I disagree, you need to sell your business model just as much as you need to sell your product.

As a customer,

1. I need to know whether this is a fair pricing for the service, because I need to decide whether I should pay for it, or search (or wait) for an alternative. If it is overpriced, a cheaper alternative is likely to appear soon, and it is probably better to wait.

2. I want don't want to encourage business models that don't fit my usage, to avoid the proliferation of such business models across the industry.

^This

Also, I will add that as a (potential or actual) customer: if I think your product is great, I want your business to succeed and for it to succeed it has to have a business model that is positioned for the long-term.

Flat out: If the model doesn’t work, I’m going to look for another alternative.

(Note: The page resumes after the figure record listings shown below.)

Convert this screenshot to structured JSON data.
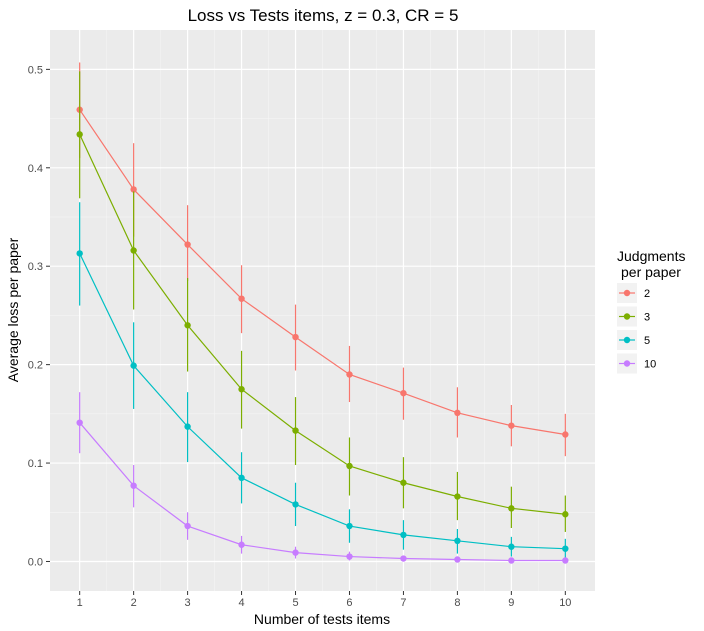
{
  "chart_data": {
    "type": "line",
    "title": "Loss vs Tests items, z = 0.3, CR = 5",
    "xlabel": "Number of tests items",
    "ylabel": "Average loss per paper",
    "x": [
      1,
      2,
      3,
      4,
      5,
      6,
      7,
      8,
      9,
      10
    ],
    "x_ticks": [
      "1",
      "2",
      "3",
      "4",
      "5",
      "6",
      "7",
      "8",
      "9",
      "10"
    ],
    "y_ticks": [
      "0.0",
      "0.1",
      "0.2",
      "0.3",
      "0.4",
      "0.5"
    ],
    "xlim": [
      0.45,
      10.55
    ],
    "ylim": [
      -0.03,
      0.54
    ],
    "grid": true,
    "legend": {
      "title_line1": "Judgments",
      "title_line2": "per paper",
      "placement": "right"
    },
    "series": [
      {
        "name": "2",
        "color": "#F8766D",
        "values": [
          0.459,
          0.378,
          0.322,
          0.267,
          0.228,
          0.19,
          0.171,
          0.151,
          0.138,
          0.129
        ],
        "err_low": [
          0.41,
          0.33,
          0.285,
          0.232,
          0.194,
          0.162,
          0.144,
          0.126,
          0.117,
          0.107
        ],
        "err_high": [
          0.507,
          0.425,
          0.362,
          0.301,
          0.261,
          0.219,
          0.197,
          0.177,
          0.159,
          0.15
        ]
      },
      {
        "name": "3",
        "color": "#7CAE00",
        "values": [
          0.434,
          0.316,
          0.24,
          0.175,
          0.133,
          0.097,
          0.08,
          0.066,
          0.054,
          0.048
        ],
        "err_low": [
          0.369,
          0.256,
          0.193,
          0.135,
          0.098,
          0.067,
          0.054,
          0.042,
          0.034,
          0.03
        ],
        "err_high": [
          0.498,
          0.376,
          0.288,
          0.214,
          0.167,
          0.126,
          0.106,
          0.091,
          0.076,
          0.067
        ]
      },
      {
        "name": "5",
        "color": "#00BFC4",
        "values": [
          0.313,
          0.199,
          0.137,
          0.085,
          0.058,
          0.036,
          0.027,
          0.021,
          0.015,
          0.013
        ],
        "err_low": [
          0.26,
          0.155,
          0.101,
          0.059,
          0.036,
          0.019,
          0.012,
          0.008,
          0.005,
          0.004
        ],
        "err_high": [
          0.365,
          0.243,
          0.172,
          0.111,
          0.08,
          0.053,
          0.042,
          0.033,
          0.025,
          0.023
        ]
      },
      {
        "name": "10",
        "color": "#C77CFF",
        "values": [
          0.141,
          0.077,
          0.036,
          0.017,
          0.009,
          0.005,
          0.003,
          0.002,
          0.001,
          0.001
        ],
        "err_low": [
          0.11,
          0.055,
          0.022,
          0.008,
          0.003,
          0.001,
          0.0,
          0.0,
          0.0,
          0.0
        ],
        "err_high": [
          0.172,
          0.098,
          0.05,
          0.026,
          0.015,
          0.01,
          0.006,
          0.004,
          0.003,
          0.002
        ]
      }
    ]
  }
}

If the model does not work it could mean you go out of business, or “pivot” to private buyers, or lose focus and clutter the software with “upgrades” in an attempt to catch up. In each case it means the software would no longer work for me and I’d have to find an alternative anyway so I might as well find the alternative first.

> 1. I need to know whether this is a fair pricing for the service,

That answer comes from you, not the content producer. He's said what he considers fair, for him. You need to decide if it's fair, for you.

I partly agree, as an author it is your software and your choice. Demanding anything (unless one has an existing relationship as a customer that warrants it) is probably a sign of feeling entitled.

Also these days I expect software to need security fixes for the lifetime of the software which is why I am somewhat less hostile to subscriptions than I would otherwise be.

But I also partly understand very well what the users upthread writes, so let me try to explain:

> I don’t need an “argument” to charge a specific price or business model. I’ve created something and am offering it to anyone who will pay what I’m asking.

Fine, go right ahead. Consider the posts upthread as an explanation for why they wont use your software and will recommend against it.

If people still buys it: Power to you. And, I should say, it looks like something that certain people will pay for

> Why, as a customer, would you care about my “argument” for my price as opposed to the value it creates for you?

Maybe they shouldn't care to write it, but at least now you know their reasoning.

"Why, as a customer, would you care about my “argument” for my price as opposed to the value it creates for you?"

Because I am a human with feelings, and if I _feel_ I'm getting screwed, you can prove to me all day long how I'm actually saving money, it won't matter because I'll find something else where I feel treated right (not that that's that easy these days).

Price and in particular an on going cost factors into the value a product provides. Positioning in the market via pricing and other factors are as much part of selling your product as making sure people know what it does. Customers will have an opinion on it and it will be something worthwhile to understand in the large. Further if the pricing raises eyebrows customers will want a justification to feel good about buying.